Bottom line, if it works, do more of it, and if it doesn't do less! Easier said than done, but worth the effort, as we usually put more effort into actions that yield much less (such as trying to get our partners to change!). These efforts don't have to be "grand gestures", they often work better when they are small actions taken often. Doing this strengthens safety, trust, and security in relationships, allowing partners to take greater risks with each other.
Focusing on more of the good is an example of working smarter, not harder.
- PATIENCE: What does it mean to be an adult? There are many answers, but looking at it from a developmental viewpoint you could define it as having the ability to self-regulate. Children have to learn to do this, but as adults we don't have to spin out of control every time things don't go our way.
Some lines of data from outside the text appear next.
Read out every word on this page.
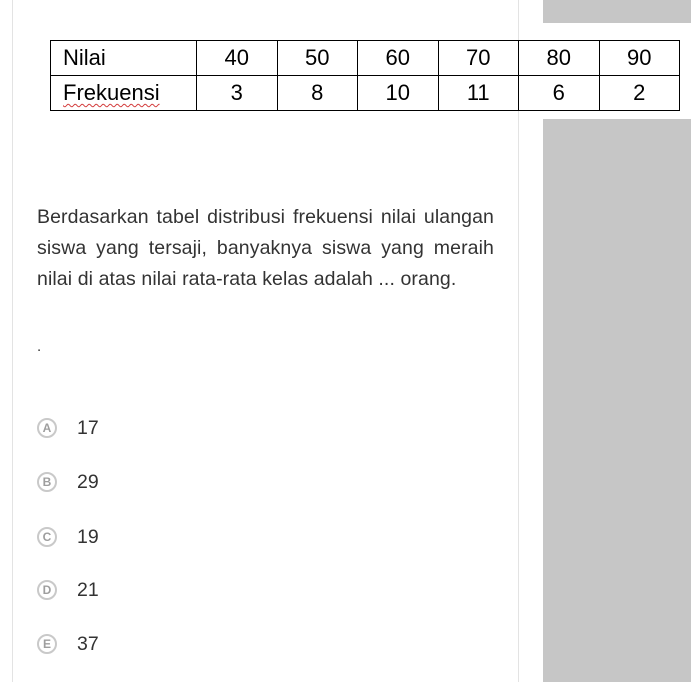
Nilai	40	50	60	70	80	90
Frekuensi	3	8	10	11	6	2
Berdasarkan tabel distribusi frekuensi nilai ulangan siswa yang tersaji, banyaknya siswa yang meraih nilai di atas nilai rata-rata kelas adalah ... orang.
.
A 17
B 29
C 19
D 21
E	37
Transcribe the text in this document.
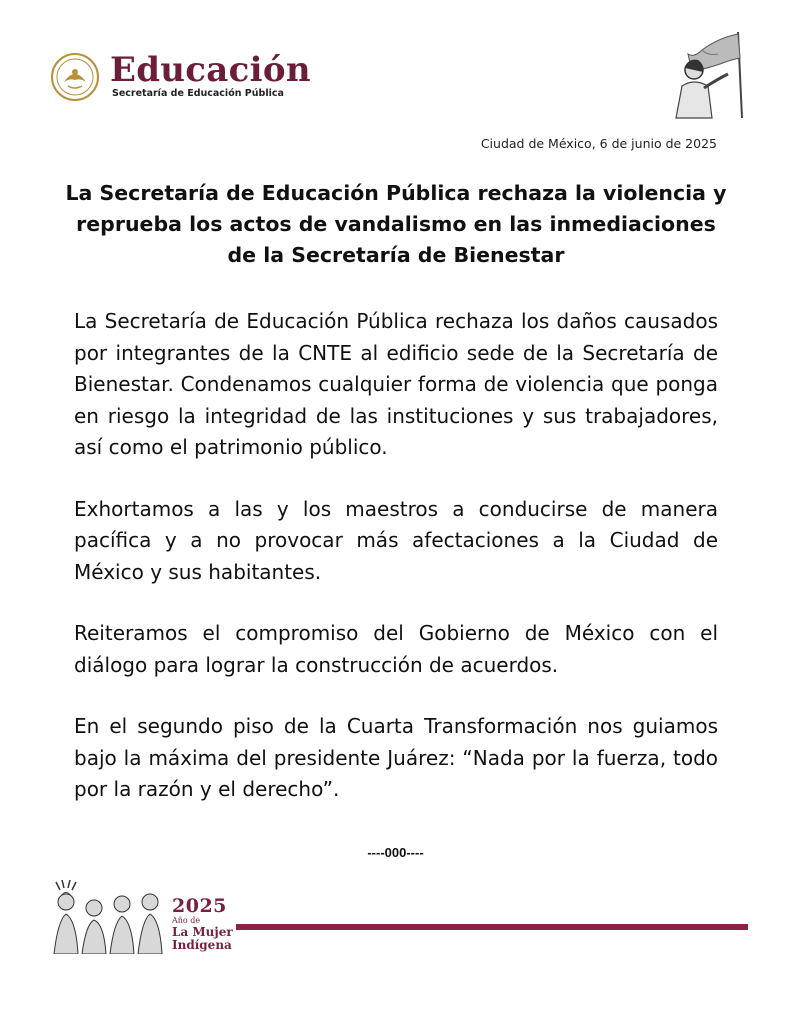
Educación
Secretaría de Educación Pública
Ciudad de México, 6 de junio de 2025
La Secretaría de Educación Pública rechaza la violencia y reprueba los actos de vandalismo en las inmediaciones de la Secretaría de Bienestar

La Secretaría de Educación Pública rechaza los daños causados por integrantes de la CNTE al edificio sede de la Secretaría de Bienestar. Condenamos cualquier forma de violencia que ponga en riesgo la integridad de las instituciones y sus trabajadores, así como el patrimonio público.

Exhortamos a las y los maestros a conducirse de manera pacífica y a no provocar más afectaciones a la Ciudad de México y sus habitantes.

Reiteramos el compromiso del Gobierno de México con el diálogo para lograr la construcción de acuerdos.

En el segundo piso de la Cuarta Transformación nos guiamos bajo la máxima del presidente Juárez: “Nada por la fuerza, todo por la razón y el derecho”.

----000----
2025
Año de
La Mujer
Indígena
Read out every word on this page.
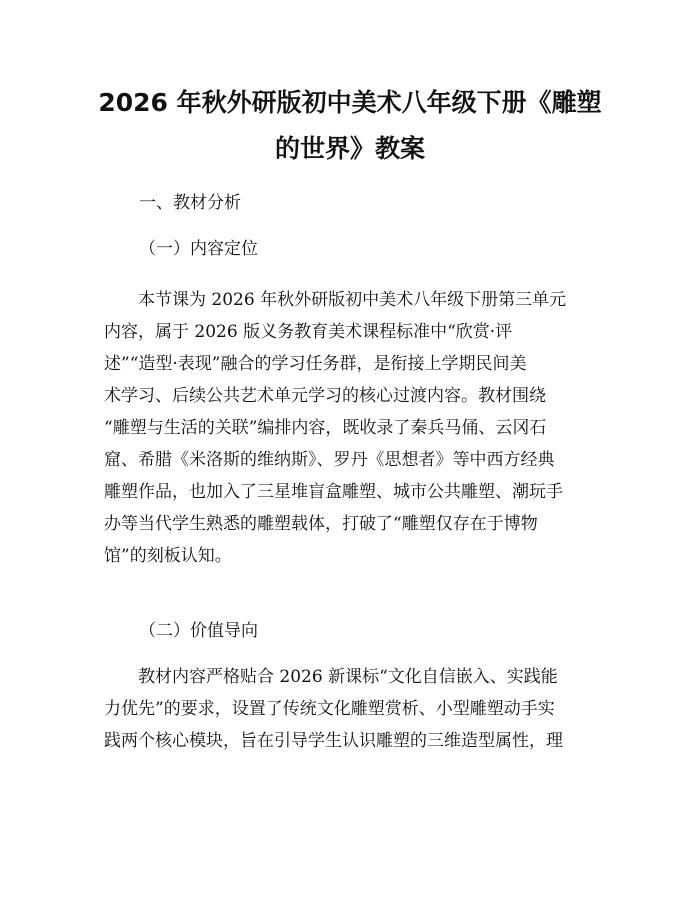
2026 年秋外研版初中美术八年级下册《雕塑
的世界》教案

一、教材分析

（一）内容定位

本节课为 2026 年秋外研版初中美术八年级下册第三单元
内容，属于 2026 版义务教育美术课程标准中“欣赏·评
述”“造型·表现”融合的学习任务群，是衔接上学期民间美
术学习、后续公共艺术单元学习的核心过渡内容。教材围绕
“雕塑与生活的关联”编排内容，既收录了秦兵马俑、云冈石
窟、希腊《米洛斯的维纳斯》、罗丹《思想者》等中西方经典
雕塑作品，也加入了三星堆盲盒雕塑、城市公共雕塑、潮玩手
办等当代学生熟悉的雕塑载体，打破了“雕塑仅存在于博物
馆”的刻板认知。

（二）价值导向

教材内容严格贴合 2026 新课标“文化自信嵌入、实践能
力优先”的要求，设置了传统文化雕塑赏析、小型雕塑动手实
践两个核心模块，旨在引导学生认识雕塑的三维造型属性，理
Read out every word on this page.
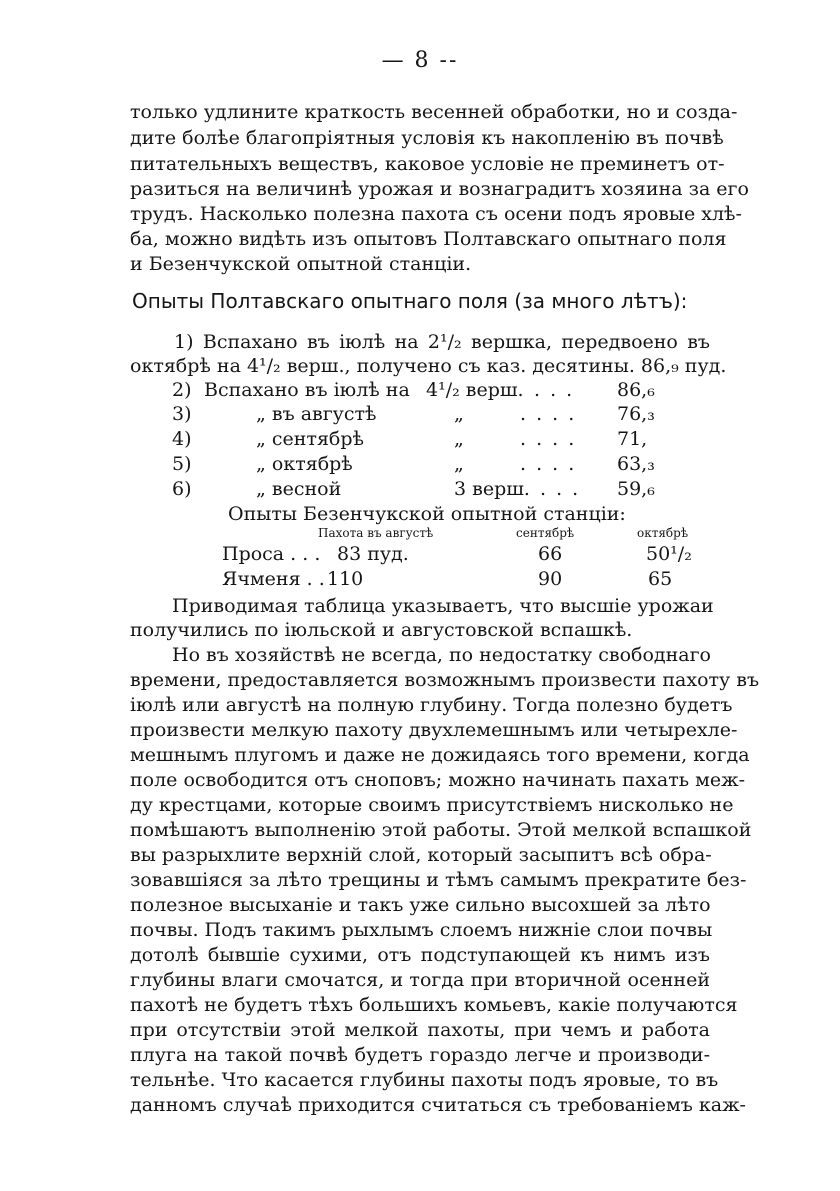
— 8 --
только удлините краткость весенней обработки, но и созда-
дите болѣе благопріятныя условія къ накопленію въ почвѣ
питательныхъ веществъ, каковое условіе не преминетъ от-
разиться на величинѣ урожая и вознаградитъ хозяина за его
трудъ. Насколько полезна пахота съ осени подъ яровые хлѣ-
ба, можно видѣть изъ опытовъ Полтавскаго опытнаго поля
и Безенчукской опытной станціи.
Опыты Полтавскаго опытнаго поля (за много лѣтъ):
1) Вспахано въ іюлѣ на 2¹/₂ вершка, передвоено въ
октябрѣ на 4¹/₂ верш., получено съ каз. десятины. 86,₉ пуд.
2) Вспахано въ іюлѣ на 4¹/₂ верш. . . . 86,₆
3)	„ въ августѣ	„	. . . . 76,₃
4)	„ сентябрѣ	„	. . . . 71,
5)	„ октябрѣ	„	. . . . 63,₃
6)	„ весной	3 верш. . . . 59,₆
Опыты Безенчукской опытной станціи:
Пахота въ августѣ	сентябрѣ	октябрѣ
Проса . . . 83 пуд.	66	50¹/₂
Ячменя . . 110	90	65
Приводимая таблица указываетъ, что высшіе урожаи
получились по іюльской и августовской вспашкѣ.
Но въ хозяйствѣ не всегда, по недостатку свободнаго
времени, предоставляется возможнымъ произвести пахоту въ
іюлѣ или августѣ на полную глубину. Тогда полезно будетъ
произвести мелкую пахоту двухлемешнымъ или четырехле-
мешнымъ плугомъ и даже не дожидаясь того времени, когда
поле освободится отъ сноповъ; можно начинать пахать меж-
ду крестцами, которые своимъ присутствіемъ нисколько не
помѣшаютъ выполненію этой работы. Этой мелкой вспашкой
вы разрыхлите верхній слой, который засыпитъ всѣ обра-
зовавшіяся за лѣто трещины и тѣмъ самымъ прекратите без-
полезное высыханіе и такъ уже сильно высохшей за лѣто
почвы. Подъ такимъ рыхлымъ слоемъ нижніе слои почвы
дотолѣ бывшіе сухими, отъ подступающей къ нимъ изъ
глубины влаги смочатся, и тогда при вторичной осенней
пахотѣ не будетъ тѣхъ большихъ комьевъ, какіе получаются
при отсутствіи этой мелкой пахоты, при чемъ и работа
плуга на такой почвѣ будетъ гораздо легче и производи-
тельнѣе. Что касается глубины пахоты подъ яровые, то въ
данномъ случаѣ приходится считаться съ требованіемъ каж-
This applies to both what is happening in the world and what is happening in our relationships. Being able to self-regulate your own reactions allows you to be present for what is going on with your partner, and as I often repeat, interest is the highest form of caring. Patience has been called a virtue for good reason--because it leads to a better life. It is also one of the ways to foster Acceptance. Patience invites you to stay in the moment, and that is the best place from which to
respond to what is going on with your partner (or yourself). Patience doesn't slow down the process, it just helps us notice it, and this is a time when we can notice things about each other that are missed when moving faster. Patience invites you to fall in love all over again--the key to enduring passion. It helps you to just wait--and trust the process. Rather than trying to control the outcome, trust that you have the capacity to respond to it as it happens. This
is what adults do.
During the current public health crisis, we are being tested in ways we have not been tested before, and this gives us is a chance to be better, if we want to. But being better is not something that just happens, it is a choice. One of the ways we can be better is how we love ourselves and love others, at least if you are fortunate enough to be able to contemplate this right now. Wouldn't it be great if we
all came through this with better relationships to ourselves and others? Better understanding? More patience? More awareness of what works and what doesn't? More willingness to do more of the good, and less of the bad? More acceptance of what we have limited or no control over?
That is the opportunity, but it will not be handed to you--you have to create it for yourself. This is what makes this extraordinary times.